Весь спор культурных скептиков с романтиками мне кажется поэтому сплошным недоразумением, в котором мы, романтики, совершенно неповинны. Вместо того чтобы разрушать наш ‘догматизм’, культурные адогматики суют нам свой, самый противоестественный догматизм второго сорта, заставляют нас преклоняться перед идолами, которых они из педагогических целей считают при современной ‘политической и общественной конъюнктуре’ полезным признавать за Бога.
На таком основном недоразумении покоится и полемика Струве с Мережковским о ‘Великой России’.
Культурный скептик Струве нападает на романтика Мережковского. Всегда интересно послушать спор умных людей. Тема старая, вечная, но слушатели надеются, что форма спора будет новая, так сказать, на уровне современного ‘прогресса, культуры и цивилизации’. И вдруг разочарование. Где-то по дороге Струве потерял свой скептицизм и превратился в яростного догматика, в проповедника новой веры. Подобно Конту он создает Великого Фетиша — ‘Великую Россию’. Мы ждали спора верующего с неверующим, апостола Павла с афинянами, а оказалось, что это спор о вере, спор магометанина с христианином. Мережковский скорбит о том, что русская интеллигенция забыла Христа, а Струве — что она не верит в Великую Россию. Но какое право имеет скептик Струве проповедовать хотя бы и самую новую и самую истинную веру? Где основания к тому в его миросозерцании? Или он отвергает культурный скепсис?
Но тогда зачем же он столь усердно пользуется его оружием и столь едко (кстати сказать, довольно-таки некультурно) издевается над ‘апокалипсическими бреднями’? Откуда такой гражданский пыл, такая ненависть к идеям врага? Это гнев иноверца, г. Бержере на него неспособен. Он на все смотрит с любовным снисхождением, потому что сам он чужд всякой веры, и так как он только созерцатель, враг всяких действий, то чужие действия для него совершенно безразличны. Струве же, исходя из миросозерцания, которое логически обязывает к общественному бездействию, к аполитическому миросозерцанию, становится ни с того ни с сего проповедником определенных действий. Действовать же без веры, хотя бы и минимальной, нельзя, потому что всякое действие в конечном счете покоится на вере в ценности. Ради этих ценностей действующая русская интеллигенция идет зачастую на смерть. Но ведь для скептика таких ценностей быть не может. Они для него миф, вымысел. И вот, забыв логику, Струве поддался психологии и бессознательно превратился в яростного догматика, в проповедника нового Фетиша — ‘Великой России’, вера в которую обязывает к очень определенным действиям.

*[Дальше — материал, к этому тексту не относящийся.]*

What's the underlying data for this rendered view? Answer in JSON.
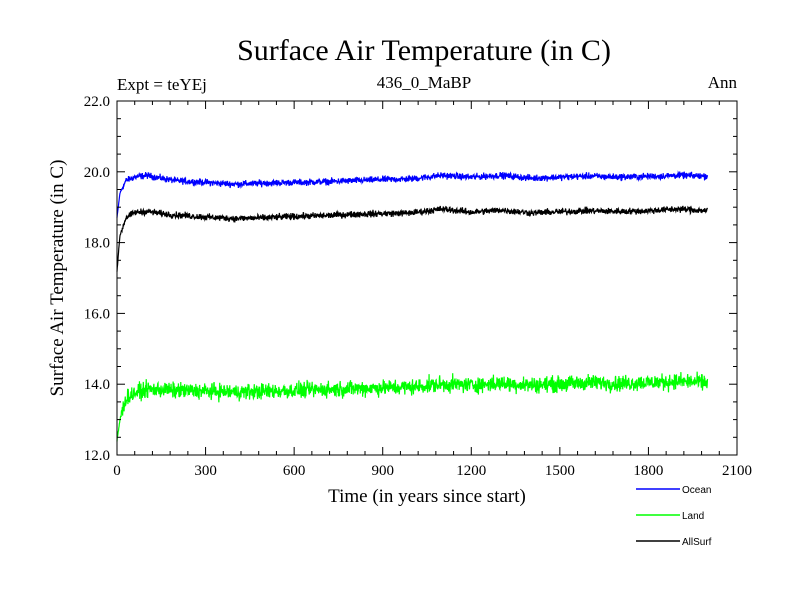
{
  "chart_data": {
    "type": "line",
    "title": "Surface Air Temperature (in C)",
    "subtitle": "436_0_MaBP",
    "left_label": "Expt = teYEj",
    "right_label": "Ann",
    "xlabel": "Time (in years since start)",
    "ylabel": "Surface Air Temperature (in C)",
    "xlim": [
      0,
      2100
    ],
    "ylim": [
      12.0,
      22.0
    ],
    "xticks": [
      0,
      300,
      600,
      900,
      1200,
      1500,
      1800,
      2100
    ],
    "xtick_labels": [
      "0",
      "300",
      "600",
      "900",
      "1200",
      "1500",
      "1800",
      "2100"
    ],
    "yticks": [
      12.0,
      14.0,
      16.0,
      18.0,
      20.0,
      22.0
    ],
    "ytick_labels": [
      "12.0",
      "14.0",
      "16.0",
      "18.0",
      "20.0",
      "22.0"
    ],
    "x_end": 2000,
    "legend": [
      {
        "name": "Ocean",
        "color": "#0000ff"
      },
      {
        "name": "Land",
        "color": "#00ff00"
      },
      {
        "name": "AllSurf",
        "color": "#000000"
      }
    ],
    "series": [
      {
        "name": "Ocean",
        "color": "#0000ff",
        "anchors_x": [
          0,
          10,
          30,
          60,
          100,
          150,
          200,
          300,
          400,
          500,
          600,
          700,
          800,
          900,
          1000,
          1100,
          1200,
          1300,
          1400,
          1500,
          1600,
          1700,
          1800,
          1900,
          2000
        ],
        "anchors_y": [
          18.7,
          19.4,
          19.75,
          19.85,
          19.9,
          19.82,
          19.75,
          19.7,
          19.65,
          19.68,
          19.7,
          19.72,
          19.75,
          19.78,
          19.8,
          19.9,
          19.85,
          19.9,
          19.82,
          19.85,
          19.88,
          19.85,
          19.87,
          19.9,
          19.88
        ],
        "noise": 0.09
      },
      {
        "name": "AllSurf",
        "color": "#000000",
        "anchors_x": [
          0,
          10,
          30,
          60,
          100,
          150,
          200,
          300,
          400,
          500,
          600,
          700,
          800,
          900,
          1000,
          1100,
          1200,
          1300,
          1400,
          1500,
          1600,
          1700,
          1800,
          1900,
          2000
        ],
        "anchors_y": [
          17.2,
          18.2,
          18.7,
          18.85,
          18.88,
          18.82,
          18.78,
          18.72,
          18.68,
          18.7,
          18.74,
          18.76,
          18.8,
          18.82,
          18.84,
          18.95,
          18.86,
          18.92,
          18.84,
          18.87,
          18.9,
          18.88,
          18.9,
          18.95,
          18.9
        ],
        "noise": 0.09
      },
      {
        "name": "Land",
        "color": "#00ff00",
        "anchors_x": [
          0,
          10,
          30,
          60,
          100,
          150,
          200,
          300,
          400,
          500,
          600,
          700,
          800,
          900,
          1000,
          1100,
          1200,
          1300,
          1400,
          1500,
          1600,
          1700,
          1800,
          1900,
          2000
        ],
        "anchors_y": [
          12.4,
          13.0,
          13.6,
          13.75,
          13.85,
          13.85,
          13.82,
          13.8,
          13.78,
          13.8,
          13.82,
          13.85,
          13.88,
          13.9,
          13.92,
          14.0,
          13.98,
          14.02,
          13.98,
          14.0,
          14.05,
          14.02,
          14.05,
          14.08,
          14.05
        ],
        "noise": 0.22
      }
    ]
  }
}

Итак, господам скептикам, прежде чем нападать на романтиков, следовало бы исцелиться самим. Их нападки подобно снарядам Небогатова до нас, ‘японцев’, не долетают, и наш догматизм остается непоколебленным. Впрочем, говоря откровенно, мы, романтики, совершенно не верим в ‘скепсис’ культурных скептиков и, в сущности, очень рады, что русские Бержереты непоследовательны. Если инстинкт жизни и любовь к России гонит их помимо воли и помимо сознания прочь от тусклого скептицизма — тем лучше. Как знать, может быть, именно благодаря коренному противоречию между их миросозерцанием и требованиями реальной жизни скептики когда-нибудь найдут ответ на те вопросы, которые теперь им кажутся безответными.

II. Адогматики по недоразумению

Скептики имеют все права нападать на романтиков вообще и на христианских романтиков в частности. На то они и скептики. Лишь от преизбытка культурности допускают они возможность религиозных убеждений, лишь от преизбытка либерализма не преследуют они верующих интеллигентов: свобода веры — один из параграфов прав человека. В общем же они относятся с плохо скрываемым презрением к юродству культурных людей, восклицающих: ‘Верую, Господи, помоги моему неверию’.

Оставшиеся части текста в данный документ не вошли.